The question to keep asking: does this metric connect to something I actually care about? If the answer is no, it's vanity.

Realistic Expectations

Based on current data, here's what success actually looks like:

Impressions: Healthy tweets reach 20-40% of your follower count. So an account with 1,000 followers should expect 200-400 impressions per tweet as a baseline, with strong performers reaching higher.

Engagement: Aim for above-average (0.03%+) and work toward good (0.05%+). Anything consistently above 0.1% is excellent.

Follower growth: 2-5% monthly is solid for most accounts. 10%+ is exceptional. If you're seeing 0% or negative growth over extended periods, something's wrong with your strategy.

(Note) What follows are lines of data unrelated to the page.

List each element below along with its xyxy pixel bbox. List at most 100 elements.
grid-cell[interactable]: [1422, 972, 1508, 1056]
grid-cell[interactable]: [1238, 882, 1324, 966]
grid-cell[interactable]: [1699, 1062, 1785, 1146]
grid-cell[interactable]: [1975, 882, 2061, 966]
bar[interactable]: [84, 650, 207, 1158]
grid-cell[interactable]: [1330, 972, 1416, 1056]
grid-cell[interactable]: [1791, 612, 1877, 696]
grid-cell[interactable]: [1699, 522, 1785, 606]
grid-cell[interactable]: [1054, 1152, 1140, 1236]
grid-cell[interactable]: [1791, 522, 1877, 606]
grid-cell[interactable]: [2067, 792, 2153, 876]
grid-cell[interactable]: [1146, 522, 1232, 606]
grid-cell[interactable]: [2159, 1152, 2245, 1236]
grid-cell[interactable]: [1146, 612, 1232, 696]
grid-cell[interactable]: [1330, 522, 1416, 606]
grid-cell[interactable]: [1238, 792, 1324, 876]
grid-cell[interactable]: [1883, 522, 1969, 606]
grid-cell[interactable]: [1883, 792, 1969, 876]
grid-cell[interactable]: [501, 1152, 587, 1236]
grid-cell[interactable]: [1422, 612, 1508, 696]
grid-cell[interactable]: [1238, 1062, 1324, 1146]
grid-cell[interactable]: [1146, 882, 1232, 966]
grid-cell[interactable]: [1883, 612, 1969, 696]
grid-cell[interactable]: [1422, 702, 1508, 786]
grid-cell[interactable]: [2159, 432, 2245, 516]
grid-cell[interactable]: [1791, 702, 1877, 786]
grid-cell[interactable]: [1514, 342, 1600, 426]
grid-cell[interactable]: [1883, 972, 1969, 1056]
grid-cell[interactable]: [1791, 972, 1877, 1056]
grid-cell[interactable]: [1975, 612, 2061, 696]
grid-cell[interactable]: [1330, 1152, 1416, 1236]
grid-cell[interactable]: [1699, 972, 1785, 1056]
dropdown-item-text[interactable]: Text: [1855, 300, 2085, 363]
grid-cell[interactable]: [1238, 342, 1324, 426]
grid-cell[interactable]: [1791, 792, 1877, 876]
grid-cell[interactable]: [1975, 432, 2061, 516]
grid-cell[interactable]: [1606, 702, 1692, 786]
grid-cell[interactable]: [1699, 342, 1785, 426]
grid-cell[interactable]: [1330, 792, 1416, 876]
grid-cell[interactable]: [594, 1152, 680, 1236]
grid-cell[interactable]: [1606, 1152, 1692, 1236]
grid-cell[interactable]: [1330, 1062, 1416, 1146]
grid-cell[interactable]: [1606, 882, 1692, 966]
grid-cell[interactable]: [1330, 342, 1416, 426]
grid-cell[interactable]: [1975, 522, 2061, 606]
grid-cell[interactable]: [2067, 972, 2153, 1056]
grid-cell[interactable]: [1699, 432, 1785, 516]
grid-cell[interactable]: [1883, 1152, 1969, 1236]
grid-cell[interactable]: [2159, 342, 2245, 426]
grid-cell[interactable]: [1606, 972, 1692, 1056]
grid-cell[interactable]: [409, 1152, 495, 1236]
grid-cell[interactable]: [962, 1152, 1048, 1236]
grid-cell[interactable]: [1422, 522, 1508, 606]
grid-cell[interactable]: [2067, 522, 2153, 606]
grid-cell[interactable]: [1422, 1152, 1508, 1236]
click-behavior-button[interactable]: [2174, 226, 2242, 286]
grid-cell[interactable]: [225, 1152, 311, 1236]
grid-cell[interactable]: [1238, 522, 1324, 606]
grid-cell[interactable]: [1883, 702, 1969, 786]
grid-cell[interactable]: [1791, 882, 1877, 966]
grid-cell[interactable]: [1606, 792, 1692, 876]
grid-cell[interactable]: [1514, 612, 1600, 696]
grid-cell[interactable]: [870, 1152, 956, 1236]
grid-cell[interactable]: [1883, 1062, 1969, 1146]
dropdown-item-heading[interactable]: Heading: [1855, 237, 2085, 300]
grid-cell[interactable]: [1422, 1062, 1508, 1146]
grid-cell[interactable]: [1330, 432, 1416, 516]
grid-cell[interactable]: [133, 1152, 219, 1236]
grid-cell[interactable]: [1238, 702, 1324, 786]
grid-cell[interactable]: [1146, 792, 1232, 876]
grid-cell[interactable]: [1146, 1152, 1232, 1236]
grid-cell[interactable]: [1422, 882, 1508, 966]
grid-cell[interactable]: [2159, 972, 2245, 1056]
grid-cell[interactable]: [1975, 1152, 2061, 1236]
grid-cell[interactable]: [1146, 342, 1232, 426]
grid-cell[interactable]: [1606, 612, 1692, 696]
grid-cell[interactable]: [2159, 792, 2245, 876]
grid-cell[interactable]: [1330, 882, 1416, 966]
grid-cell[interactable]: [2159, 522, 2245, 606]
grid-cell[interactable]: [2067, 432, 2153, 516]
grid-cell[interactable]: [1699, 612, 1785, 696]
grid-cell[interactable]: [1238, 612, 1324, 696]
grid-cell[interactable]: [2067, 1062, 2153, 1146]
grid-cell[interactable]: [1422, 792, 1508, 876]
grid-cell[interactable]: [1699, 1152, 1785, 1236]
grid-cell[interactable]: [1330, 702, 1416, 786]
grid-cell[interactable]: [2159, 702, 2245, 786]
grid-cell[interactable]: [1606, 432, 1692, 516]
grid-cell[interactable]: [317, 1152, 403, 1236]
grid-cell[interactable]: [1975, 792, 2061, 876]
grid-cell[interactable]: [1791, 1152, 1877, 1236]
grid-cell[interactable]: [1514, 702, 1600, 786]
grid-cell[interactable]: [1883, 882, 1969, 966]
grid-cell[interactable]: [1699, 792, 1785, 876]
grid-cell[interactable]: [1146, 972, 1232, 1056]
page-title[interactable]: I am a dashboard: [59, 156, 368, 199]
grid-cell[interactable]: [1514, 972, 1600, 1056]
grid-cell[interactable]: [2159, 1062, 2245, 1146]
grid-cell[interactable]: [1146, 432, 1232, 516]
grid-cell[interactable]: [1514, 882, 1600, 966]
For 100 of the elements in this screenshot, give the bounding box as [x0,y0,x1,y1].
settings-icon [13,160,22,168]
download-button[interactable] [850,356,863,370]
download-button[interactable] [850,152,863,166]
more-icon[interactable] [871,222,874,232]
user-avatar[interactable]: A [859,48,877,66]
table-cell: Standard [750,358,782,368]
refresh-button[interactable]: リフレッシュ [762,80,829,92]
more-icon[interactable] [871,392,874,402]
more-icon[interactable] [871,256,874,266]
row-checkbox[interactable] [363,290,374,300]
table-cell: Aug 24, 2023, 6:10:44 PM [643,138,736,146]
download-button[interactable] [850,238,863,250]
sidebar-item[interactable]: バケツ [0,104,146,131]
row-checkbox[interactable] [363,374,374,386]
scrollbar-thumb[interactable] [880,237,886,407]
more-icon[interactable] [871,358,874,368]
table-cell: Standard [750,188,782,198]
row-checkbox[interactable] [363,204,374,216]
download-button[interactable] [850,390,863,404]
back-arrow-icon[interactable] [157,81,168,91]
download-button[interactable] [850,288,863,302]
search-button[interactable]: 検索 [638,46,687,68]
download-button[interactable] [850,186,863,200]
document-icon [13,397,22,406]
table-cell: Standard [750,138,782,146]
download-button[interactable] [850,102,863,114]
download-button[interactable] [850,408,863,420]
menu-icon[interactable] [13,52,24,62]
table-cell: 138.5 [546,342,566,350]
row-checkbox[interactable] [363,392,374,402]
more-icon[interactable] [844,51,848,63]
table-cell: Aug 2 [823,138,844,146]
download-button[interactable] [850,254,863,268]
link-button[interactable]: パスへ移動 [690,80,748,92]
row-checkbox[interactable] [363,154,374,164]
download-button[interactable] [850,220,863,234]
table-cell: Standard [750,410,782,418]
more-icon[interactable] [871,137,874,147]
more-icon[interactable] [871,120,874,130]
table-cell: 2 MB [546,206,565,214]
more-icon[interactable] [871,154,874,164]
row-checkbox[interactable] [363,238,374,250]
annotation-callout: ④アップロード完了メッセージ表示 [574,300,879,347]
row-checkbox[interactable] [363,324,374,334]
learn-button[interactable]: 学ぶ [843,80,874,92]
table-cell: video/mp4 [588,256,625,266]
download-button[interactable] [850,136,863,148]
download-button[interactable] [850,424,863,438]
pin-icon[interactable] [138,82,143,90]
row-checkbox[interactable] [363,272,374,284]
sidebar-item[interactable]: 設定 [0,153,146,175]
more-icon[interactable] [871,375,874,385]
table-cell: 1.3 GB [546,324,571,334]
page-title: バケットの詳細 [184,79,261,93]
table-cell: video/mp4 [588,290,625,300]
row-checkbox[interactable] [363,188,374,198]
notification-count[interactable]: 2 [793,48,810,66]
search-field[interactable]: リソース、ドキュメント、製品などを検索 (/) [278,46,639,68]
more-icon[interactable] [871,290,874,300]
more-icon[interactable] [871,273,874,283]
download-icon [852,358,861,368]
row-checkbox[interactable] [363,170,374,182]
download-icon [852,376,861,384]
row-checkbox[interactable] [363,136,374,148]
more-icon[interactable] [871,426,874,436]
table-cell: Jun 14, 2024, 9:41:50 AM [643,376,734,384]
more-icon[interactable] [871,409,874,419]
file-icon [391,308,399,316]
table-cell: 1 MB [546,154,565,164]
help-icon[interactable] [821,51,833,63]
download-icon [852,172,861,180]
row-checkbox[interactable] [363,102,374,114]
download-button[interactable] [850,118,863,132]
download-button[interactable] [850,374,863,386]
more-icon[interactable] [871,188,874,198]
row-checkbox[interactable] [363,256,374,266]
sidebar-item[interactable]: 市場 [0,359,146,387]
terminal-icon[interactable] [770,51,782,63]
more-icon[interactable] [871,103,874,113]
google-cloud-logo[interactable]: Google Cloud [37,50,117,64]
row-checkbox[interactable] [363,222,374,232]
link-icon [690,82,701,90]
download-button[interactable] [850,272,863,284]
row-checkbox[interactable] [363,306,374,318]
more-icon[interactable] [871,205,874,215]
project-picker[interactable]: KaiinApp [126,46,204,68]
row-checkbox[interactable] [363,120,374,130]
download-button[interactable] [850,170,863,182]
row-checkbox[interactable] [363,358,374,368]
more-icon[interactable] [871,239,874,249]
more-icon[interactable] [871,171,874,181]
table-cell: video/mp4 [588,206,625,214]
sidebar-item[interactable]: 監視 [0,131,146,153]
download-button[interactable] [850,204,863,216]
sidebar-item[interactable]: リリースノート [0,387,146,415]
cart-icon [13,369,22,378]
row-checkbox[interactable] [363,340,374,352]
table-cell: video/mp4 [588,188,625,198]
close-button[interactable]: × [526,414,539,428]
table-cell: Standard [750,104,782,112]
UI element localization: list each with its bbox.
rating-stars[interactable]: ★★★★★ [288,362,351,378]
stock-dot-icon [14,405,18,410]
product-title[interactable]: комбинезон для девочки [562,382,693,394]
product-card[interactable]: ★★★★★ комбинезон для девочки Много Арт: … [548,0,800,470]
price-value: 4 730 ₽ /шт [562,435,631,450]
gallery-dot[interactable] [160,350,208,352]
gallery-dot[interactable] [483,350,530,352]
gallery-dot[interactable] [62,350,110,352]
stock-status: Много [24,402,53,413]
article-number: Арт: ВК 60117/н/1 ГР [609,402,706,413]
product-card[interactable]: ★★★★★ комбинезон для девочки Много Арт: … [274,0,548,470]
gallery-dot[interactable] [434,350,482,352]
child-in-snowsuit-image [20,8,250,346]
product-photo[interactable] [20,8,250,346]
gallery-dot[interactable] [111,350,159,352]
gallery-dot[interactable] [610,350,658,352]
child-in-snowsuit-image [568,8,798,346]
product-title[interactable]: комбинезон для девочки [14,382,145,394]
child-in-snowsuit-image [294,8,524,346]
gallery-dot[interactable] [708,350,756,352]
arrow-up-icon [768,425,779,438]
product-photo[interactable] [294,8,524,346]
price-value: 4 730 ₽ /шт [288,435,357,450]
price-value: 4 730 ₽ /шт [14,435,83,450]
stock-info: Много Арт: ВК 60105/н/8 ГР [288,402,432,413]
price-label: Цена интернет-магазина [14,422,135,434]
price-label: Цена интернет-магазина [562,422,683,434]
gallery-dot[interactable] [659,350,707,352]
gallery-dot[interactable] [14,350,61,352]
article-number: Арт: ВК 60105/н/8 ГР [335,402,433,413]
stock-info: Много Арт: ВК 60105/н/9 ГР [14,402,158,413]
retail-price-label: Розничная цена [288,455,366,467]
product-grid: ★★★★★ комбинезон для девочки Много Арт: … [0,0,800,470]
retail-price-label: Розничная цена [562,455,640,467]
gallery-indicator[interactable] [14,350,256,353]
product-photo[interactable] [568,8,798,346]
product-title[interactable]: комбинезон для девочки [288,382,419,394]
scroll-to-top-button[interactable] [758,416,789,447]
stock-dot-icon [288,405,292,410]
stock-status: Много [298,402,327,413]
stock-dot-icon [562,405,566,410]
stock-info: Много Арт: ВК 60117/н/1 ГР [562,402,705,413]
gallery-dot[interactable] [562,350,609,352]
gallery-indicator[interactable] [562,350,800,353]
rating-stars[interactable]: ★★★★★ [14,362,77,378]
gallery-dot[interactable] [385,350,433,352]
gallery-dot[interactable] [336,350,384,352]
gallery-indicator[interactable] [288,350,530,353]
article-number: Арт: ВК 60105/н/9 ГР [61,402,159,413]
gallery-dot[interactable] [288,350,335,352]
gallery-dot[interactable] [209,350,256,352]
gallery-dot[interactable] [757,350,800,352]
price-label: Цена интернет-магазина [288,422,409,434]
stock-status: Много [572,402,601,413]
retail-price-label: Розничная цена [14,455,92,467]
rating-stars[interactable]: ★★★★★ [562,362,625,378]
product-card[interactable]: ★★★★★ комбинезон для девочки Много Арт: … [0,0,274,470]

Profile-to-follow conversion: Track this by comparing profile visits to new followers. 10-15% is the target.

The Counter-Trend Opportunity

Engagement is down across the platform, which means the bar for standing out is lower than it used to be. Content that would have been average five years ago is above-average today.

This is actually good news. The competition has gotten lazier. The accounts still putting in genuine effort have more room to shine.

The strategy that follows: don't optimize for engagement rate directly. Optimize for quality and consistency, which indirectly improves engagement. Post content worth stopping on. Reply in ways that add value. Show up regularly. The metrics follow.

You've done the learning. Now put it into action.